We were chatting in a team development meeting on Friday afternoon about different planning styles and how every planner has their own individual approach. For me, I often use workshops as a great way to listen and learn more about my clients, this helps me to shape my planning better. Others in the db team disagreed with me, some shuddering at the thought of running a workshop.
So I thought I would share with you how I think and prepare for a workshop; not because I consider myself brilliant at them (far from it!) but because I think facilitating a workshop is a really useful skill to have. And more importantly, I don’t think they should cause you to shudder!
5 tips for running a digital planning workshop
1. Learn from others.
Having a mentor or someone you greatly admire really helps you to develop your own skills and style. Observe how others structure and run workshops and take the pieces you really like. See how they manage conflict or a lack of engagement and store it up for future experiences. Use others to learn from but don’t try and copy their style as you’ll never feel truly comfortable. It’s really important when you’re running a workshop to be yourself, try to be as natural as possible as this will make your participants feel much more comfortable and ready to engage.
2. Understand your role.
That’s pretty obvious right? Maybe not.
When facilitating a planning workshop your role is to help the participants piece together their combined thoughts and ideas by leading them along a journey. Your role is not to teach, even though you might be standing at the front of the room, and nor are you the one who is meant to have all the answers. You are there to help participants expand their thinking beyond their traditional boundaries. Be nosey, encourage conversation and dig a little deeper.

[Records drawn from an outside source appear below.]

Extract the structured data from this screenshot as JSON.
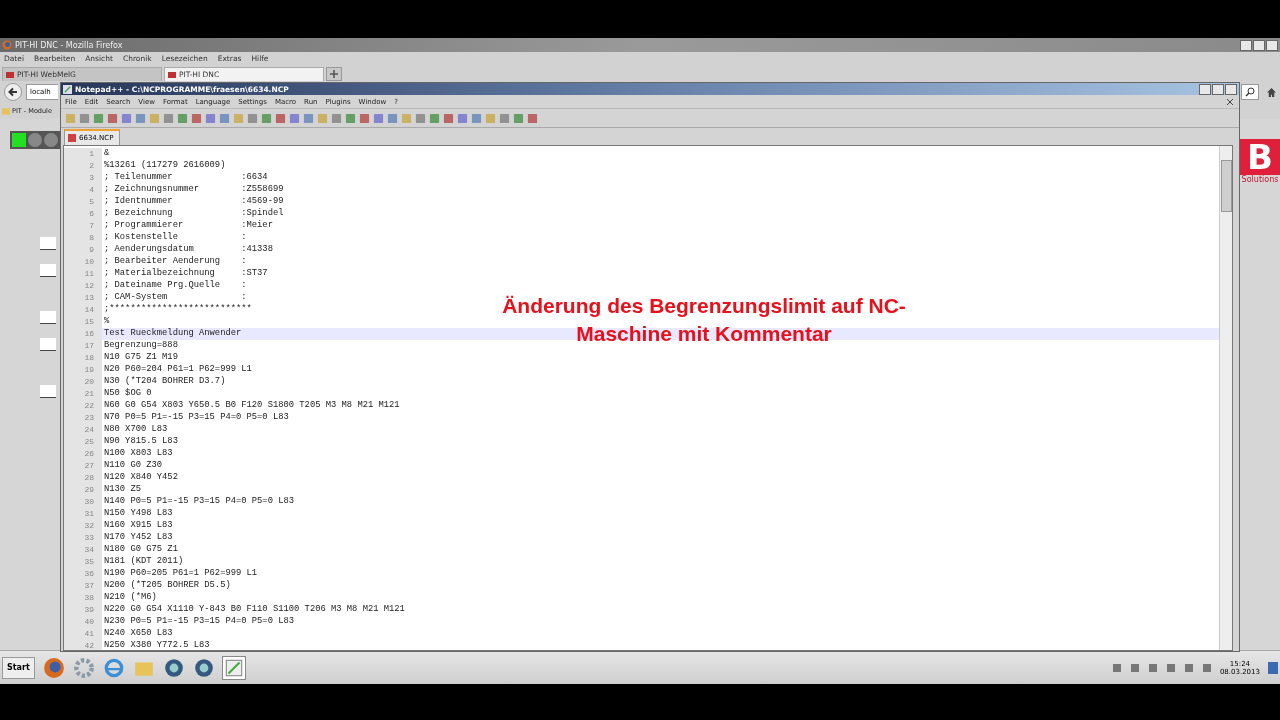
{
  "browser": {
    "title": "PIT-HI DNC - Mozilla Firefox",
    "menu": [
      "Datei",
      "Bearbeiten",
      "Ansicht",
      "Chronik",
      "Lesezeichen",
      "Extras",
      "Hilfe"
    ],
    "tabs": [
      {
        "label": "PIT-HI WebMelG",
        "selected": false
      },
      {
        "label": "PIT-HI DNC",
        "selected": true
      }
    ],
    "address": "localh",
    "bookmark": "PIT - Module",
    "lamps": [
      {
        "on": true
      },
      {
        "on": false
      },
      {
        "on": false
      }
    ],
    "logo_letter": "B",
    "logo_text": "Solutions"
  },
  "editor": {
    "title": "Notepad++ - C:\\NCPROGRAMME\\fraesen\\6634.NCP",
    "menu": [
      "File",
      "Edit",
      "Search",
      "View",
      "Format",
      "Language",
      "Settings",
      "Macro",
      "Run",
      "Plugins",
      "Window",
      "?"
    ],
    "tabs": [
      {
        "label": "6634.NCP",
        "selected": true
      }
    ],
    "lines": [
      {
        "number": "1",
        "text": "&",
        "current": false
      },
      {
        "number": "2",
        "text": "%13261 (117279 2616009)",
        "current": false
      },
      {
        "number": "3",
        "text": "; Teilenummer             :6634",
        "current": false
      },
      {
        "number": "4",
        "text": "; Zeichnungsnummer        :Z558699",
        "current": false
      },
      {
        "number": "5",
        "text": "; Identnummer             :4569-99",
        "current": false
      },
      {
        "number": "6",
        "text": "; Bezeichnung             :Spindel",
        "current": false
      },
      {
        "number": "7",
        "text": "; Programmierer           :Meier",
        "current": false
      },
      {
        "number": "8",
        "text": "; Kostenstelle            :",
        "current": false
      },
      {
        "number": "9",
        "text": "; Aenderungsdatum         :41338",
        "current": false
      },
      {
        "number": "10",
        "text": "; Bearbeiter Aenderung    :",
        "current": false
      },
      {
        "number": "11",
        "text": "; Materialbezeichnung     :ST37",
        "current": false
      },
      {
        "number": "12",
        "text": "; Dateiname Prg.Quelle    :",
        "current": false
      },
      {
        "number": "13",
        "text": "; CAM-System              :",
        "current": false
      },
      {
        "number": "14",
        "text": ";***************************",
        "current": false
      },
      {
        "number": "15",
        "text": "%",
        "current": false
      },
      {
        "number": "16",
        "text": "Test Rueckmeldung Anwender",
        "current": true
      },
      {
        "number": "17",
        "text": "Begrenzung=888",
        "current": false
      },
      {
        "number": "18",
        "text": "N10 G75 Z1 M19",
        "current": false
      },
      {
        "number": "19",
        "text": "N20 P60=204 P61=1 P62=999 L1",
        "current": false
      },
      {
        "number": "20",
        "text": "N30 (*T204 BOHRER D3.7)",
        "current": false
      },
      {
        "number": "21",
        "text": "N50 $OG 0",
        "current": false
      },
      {
        "number": "22",
        "text": "N60 G0 G54 X803 Y650.5 B0 F120 S1800 T205 M3 M8 M21 M121",
        "current": false
      },
      {
        "number": "23",
        "text": "N70 P0=5 P1=-15 P3=15 P4=0 P5=0 L83",
        "current": false
      },
      {
        "number": "24",
        "text": "N80 X700 L83",
        "current": false
      },
      {
        "number": "25",
        "text": "N90 Y815.5 L83",
        "current": false
      },
      {
        "number": "26",
        "text": "N100 X803 L83",
        "current": false
      },
      {
        "number": "27",
        "text": "N110 G0 Z30",
        "current": false
      },
      {
        "number": "28",
        "text": "N120 X840 Y452",
        "current": false
      },
      {
        "number": "29",
        "text": "N130 Z5",
        "current": false
      },
      {
        "number": "30",
        "text": "N140 P0=5 P1=-15 P3=15 P4=0 P5=0 L83",
        "current": false
      },
      {
        "number": "31",
        "text": "N150 Y498 L83",
        "current": false
      },
      {
        "number": "32",
        "text": "N160 X915 L83",
        "current": false
      },
      {
        "number": "33",
        "text": "N170 Y452 L83",
        "current": false
      },
      {
        "number": "34",
        "text": "N180 G0 G75 Z1",
        "current": false
      },
      {
        "number": "35",
        "text": "N181 (KDT 2011)",
        "current": false
      },
      {
        "number": "36",
        "text": "N190 P60=205 P61=1 P62=999 L1",
        "current": false
      },
      {
        "number": "37",
        "text": "N200 (*T205 BOHRER D5.5)",
        "current": false
      },
      {
        "number": "38",
        "text": "N210 (*M6)",
        "current": false
      },
      {
        "number": "39",
        "text": "N220 G0 G54 X1110 Y-843 B0 F110 S1100 T206 M3 M8 M21 M121",
        "current": false
      },
      {
        "number": "40",
        "text": "N230 P0=5 P1=-15 P3=15 P4=0 P5=0 L83",
        "current": false
      },
      {
        "number": "41",
        "text": "N240 X650 L83",
        "current": false
      },
      {
        "number": "42",
        "text": "N250 X380 Y772.5 L83",
        "current": false
      }
    ]
  },
  "caption": [
    "Änderung des Begrenzungslimit auf NC-",
    "Maschine mit Kommentar"
  ],
  "taskbar": {
    "start": "Start",
    "time": "15:24",
    "date": "08.03.2013"
  }
}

A workshop is not about getting the answer but about providing you with enough ideas. Ask a lot of open-ended questions and try to bring others into the conversation frequently. This is your chance to capture as much food for thought as possible, ideally you should be doing more listening and less talking.
3. Create helpful exercises.
Take a number of exercises with you into a session to help you tease ideas and opinions out of the participants. You may not get through all of them, especially if the conversation is flowing really well, but have them ready to go if you need a change of pace or thinking style. I found this article from Mark Pollard really helpful for structuring exercises and keeping others focused. Everyone has a different thinking style so some exercises will work better than others. Don’t be offended if one exercises isn’t working, just move onto another one.

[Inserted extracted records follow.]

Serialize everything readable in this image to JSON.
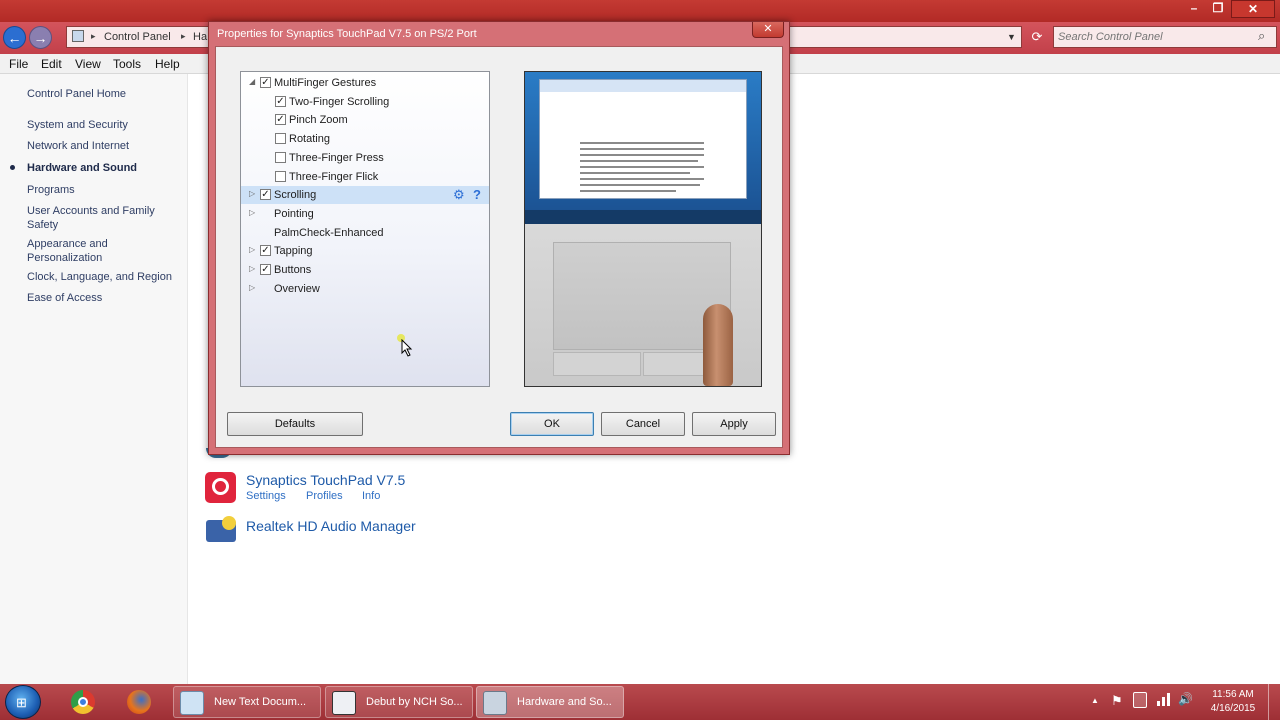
{
  "window": {
    "title_buttons": {
      "minimize": "–",
      "restore": "❐",
      "close": "✕"
    }
  },
  "address": {
    "back_glyph": "←",
    "forward_glyph": "→",
    "crumbs": [
      "Control Panel",
      "Ha"
    ],
    "search_placeholder": "Search Control Panel"
  },
  "menu": [
    "File",
    "Edit",
    "View",
    "Tools",
    "Help"
  ],
  "sidebar": {
    "home": "Control Panel Home",
    "items": [
      {
        "label": "System and Security",
        "current": false
      },
      {
        "label": "Network and Internet",
        "current": false
      },
      {
        "label": "Hardware and Sound",
        "current": true
      },
      {
        "label": "Programs",
        "current": false
      },
      {
        "label": "User Accounts and Family Safety",
        "current": false
      },
      {
        "label": "Appearance and Personalization",
        "current": false
      },
      {
        "label": "Clock, Language, and Region",
        "current": false
      },
      {
        "label": "Ease of Access",
        "current": false
      }
    ]
  },
  "main": {
    "synaptics": {
      "title": "Synaptics TouchPad V7.5",
      "links": [
        "Settings",
        "Profiles",
        "Info"
      ]
    },
    "realtek": {
      "title": "Realtek HD Audio Manager"
    }
  },
  "dialog": {
    "title": "Properties for Synaptics TouchPad V7.5 on PS/2 Port",
    "close_glyph": "✕",
    "tree": [
      {
        "label": "MultiFinger Gestures",
        "checked": true,
        "indent": 0,
        "expander": "◢"
      },
      {
        "label": "Two-Finger Scrolling",
        "checked": true,
        "indent": 1
      },
      {
        "label": "Pinch Zoom",
        "checked": true,
        "indent": 1
      },
      {
        "label": "Rotating",
        "checked": false,
        "indent": 1
      },
      {
        "label": "Three-Finger Press",
        "checked": false,
        "indent": 1
      },
      {
        "label": "Three-Finger Flick",
        "checked": false,
        "indent": 1
      },
      {
        "label": "Scrolling",
        "checked": true,
        "indent": 0,
        "expander": "▷",
        "selected": true
      },
      {
        "label": "Pointing",
        "indent": 0,
        "expander": "▷"
      },
      {
        "label": "PalmCheck-Enhanced",
        "indent": 0
      },
      {
        "label": "Tapping",
        "checked": true,
        "indent": 0,
        "expander": "▷"
      },
      {
        "label": "Buttons",
        "checked": true,
        "indent": 0,
        "expander": "▷"
      },
      {
        "label": "Overview",
        "indent": 0,
        "expander": "▷"
      }
    ],
    "row_icons": {
      "settings": "⚙",
      "help": "?"
    },
    "buttons": {
      "defaults": "Defaults",
      "ok": "OK",
      "cancel": "Cancel",
      "apply": "Apply"
    }
  },
  "taskbar": {
    "buttons": [
      "New Text Docum...",
      "Debut by NCH So...",
      "Hardware and So..."
    ],
    "tray": {
      "up": "▲",
      "flag": "⚑",
      "volume": "🔊"
    },
    "time": "11:56 AM",
    "date": "4/16/2015"
  }
}
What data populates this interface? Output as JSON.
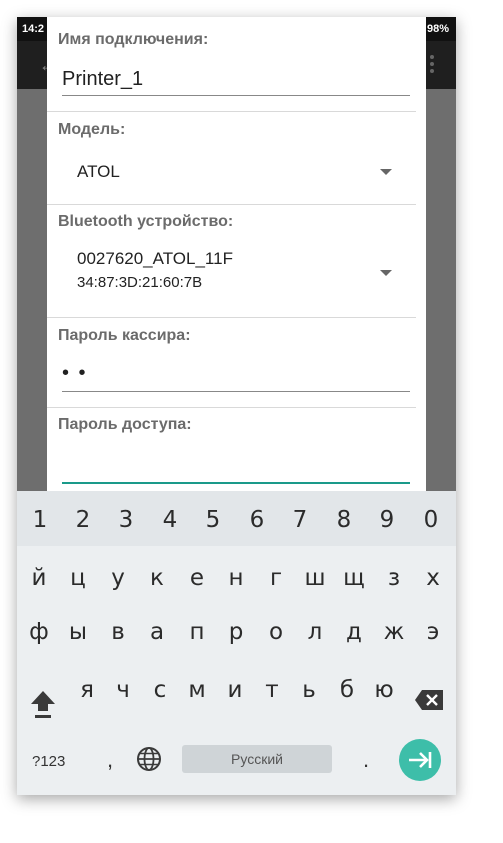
{
  "status_bar": {
    "time": "14:2",
    "battery": "98%"
  },
  "dialog": {
    "connection_name": {
      "label": "Имя подключения:",
      "value": "Printer_1"
    },
    "model": {
      "label": "Модель:",
      "value": "ATOL"
    },
    "bluetooth": {
      "label": "Bluetooth устройство:",
      "device_name": "0027620_ATOL_11F",
      "device_mac": "34:87:3D:21:60:7B"
    },
    "cashier_password": {
      "label": "Пароль кассира:",
      "value": "• •"
    },
    "access_password": {
      "label": "Пароль доступа:",
      "value": ""
    }
  },
  "keyboard": {
    "number_row": [
      "1",
      "2",
      "3",
      "4",
      "5",
      "6",
      "7",
      "8",
      "9",
      "0"
    ],
    "row1": [
      "й",
      "ц",
      "у",
      "к",
      "е",
      "н",
      "г",
      "ш",
      "щ",
      "з",
      "х"
    ],
    "row2": [
      "ф",
      "ы",
      "в",
      "а",
      "п",
      "р",
      "о",
      "л",
      "д",
      "ж",
      "э"
    ],
    "row3": [
      "я",
      "ч",
      "с",
      "м",
      "и",
      "т",
      "ь",
      "б",
      "ю"
    ],
    "symbols_label": "?123",
    "comma": ",",
    "space_label": "Русский",
    "period": ".",
    "accent_color": "#3dbea9"
  },
  "colors": {
    "focus_underline": "#1a9a8a",
    "label_gray": "#6b6b6b"
  }
}
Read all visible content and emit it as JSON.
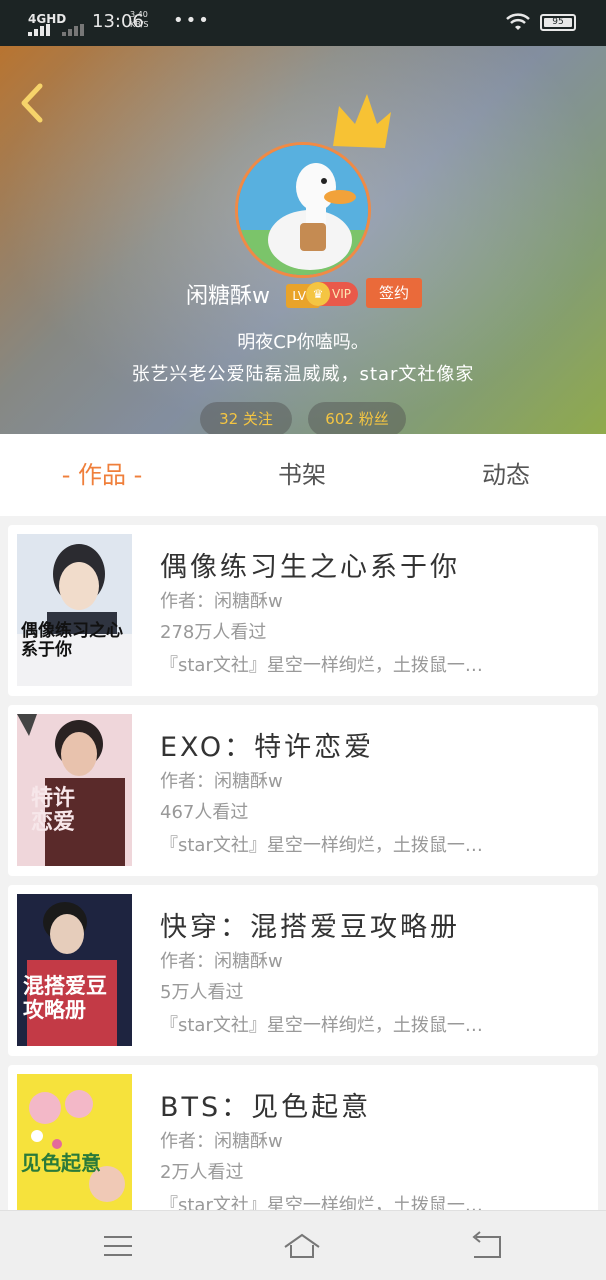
{
  "status_bar": {
    "network": "4GHD",
    "time": "13:06",
    "speed_value": "3.40",
    "speed_unit": "KB/S",
    "dots": "•••",
    "battery": "95"
  },
  "profile": {
    "level": "LV4",
    "username": "闲糖酥w",
    "vip_label": "VIP",
    "contract_label": "签约",
    "bio_line1": "明夜CP你嗑吗。",
    "bio_line2": "张艺兴老公爱陆磊温威威，star文社像家",
    "follow_label": "32 关注",
    "fans_label": "602 粉丝"
  },
  "tabs": [
    {
      "label": "- 作品 -",
      "active": true
    },
    {
      "label": "书架",
      "active": false
    },
    {
      "label": "动态",
      "active": false
    }
  ],
  "books": [
    {
      "title": "偶像练习生之心系于你",
      "author": "作者：闲糖酥w",
      "views": "278万人看过",
      "desc": "『star文社』星空一样绚烂，土拨鼠一…",
      "cover_text": "偶像练习之心系于你"
    },
    {
      "title": "EXO：特许恋爱",
      "author": "作者：闲糖酥w",
      "views": "467人看过",
      "desc": "『star文社』星空一样绚烂，土拨鼠一…",
      "cover_text": "特许恋爱"
    },
    {
      "title": "快穿：混搭爱豆攻略册",
      "author": "作者：闲糖酥w",
      "views": "5万人看过",
      "desc": "『star文社』星空一样绚烂，土拨鼠一…",
      "cover_text": "混搭爱豆攻略册"
    },
    {
      "title": "BTS：见色起意",
      "author": "作者：闲糖酥w",
      "views": "2万人看过",
      "desc": "『star文社』星空一样绚烂，土拨鼠一…",
      "cover_text": "见色起意"
    }
  ],
  "colors": {
    "accent": "#ef7f3b",
    "vip": "#e9594a",
    "level": "#e9a32a"
  },
  "icons": [
    "back-arrow-icon",
    "crown-icon",
    "menu-icon",
    "home-icon",
    "return-icon",
    "wifi-icon",
    "battery-icon"
  ]
}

Always start with a solo exercise to allow everyone to “tune in” to being in a workshop. Participating from the beginning gives individuals a chance to start thinking for themselves, rather than sitting back, bringing out the mobile and letting everyone else in the group take responsibility.
4. Expect conflict but don’t take it personally.

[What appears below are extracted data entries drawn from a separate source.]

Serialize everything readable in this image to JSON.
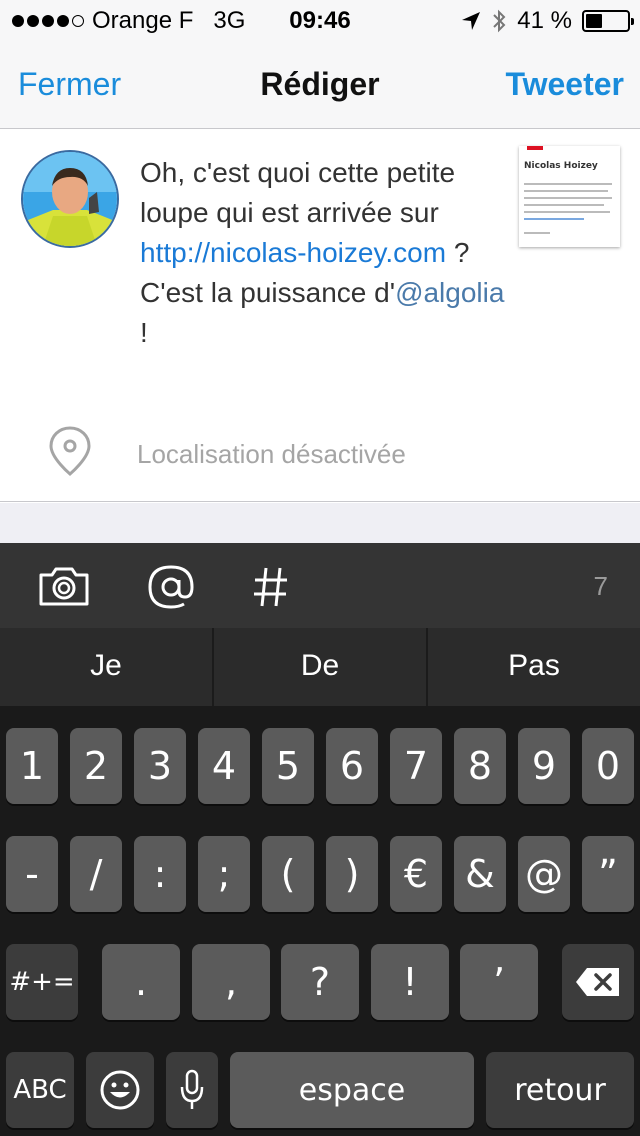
{
  "status": {
    "carrier": "Orange F",
    "network": "3G",
    "time": "09:46",
    "battery": "41 %",
    "battery_level": 0.41,
    "signal_bars": 4
  },
  "nav": {
    "close_label": "Fermer",
    "title": "Rédiger",
    "tweet_label": "Tweeter"
  },
  "tweet": {
    "text_1": "Oh, c'est quoi cette petite loupe qui est arrivée sur",
    "link": "http://nicolas-hoizey.com",
    "text_2": " ?",
    "text_3": "C'est la puissance d'",
    "mention": "@algolia",
    "text_4": " !"
  },
  "preview": {
    "name": "Nicolas Hoizey"
  },
  "location": {
    "label": "Localisation désactivée"
  },
  "toolbar": {
    "char_count": "7"
  },
  "suggestions": [
    "Je",
    "De",
    "Pas"
  ],
  "keyboard": {
    "row1": [
      "1",
      "2",
      "3",
      "4",
      "5",
      "6",
      "7",
      "8",
      "9",
      "0"
    ],
    "row2": [
      "-",
      "/",
      ":",
      ";",
      "(",
      ")",
      "€",
      "&",
      "@",
      "”"
    ],
    "row3_mode": "#+=",
    "row3": [
      ".",
      ",",
      "?",
      "!",
      "’"
    ],
    "abc": "ABC",
    "space": "espace",
    "return": "retour"
  },
  "colors": {
    "accent": "#1a8cdb",
    "keyboard_bg": "#1a1a1a",
    "key": "#5b5b5b"
  }
}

Always expect an element of conflict in a workshop. There will be very few occasions where everyone in the session will be in complete agreement with each other (and that’s boring anyway). Your role as a facilitator in this situation is to understand the cause and the source of the conflict and give them a chance to air their concerns. Hopefully from there you can all move on. If not, prepare to be a little bit more forceful in needing to park the issue and moving on. Others in the room will quickly switch off and loose interest if one person gets carried away with the sound of their own opinion.
5. Don’t try to over achieve.
A workshop planning session is rarely about finding the answer to the big question but about helping to shape opinion and frame your future thinking. If you go in looking for too much you’ll be disappointed. If you are hoping to get to the detail you may find that individual interviews work better.
Learn from the experience
Workshops can be a little be daunting so be as prepared as possible with the basics such as technology in the room and the seating layout. Make sure they compliment your exercises and that the room has space for groups to break out if that’s what you need. Keep the session fairly small too, 8-12 people is ideal. You may need to run a couple of sessions if there are lots of people that need to attend but in the long run that’s easier than trying to herd 20+ people through a series of exercises.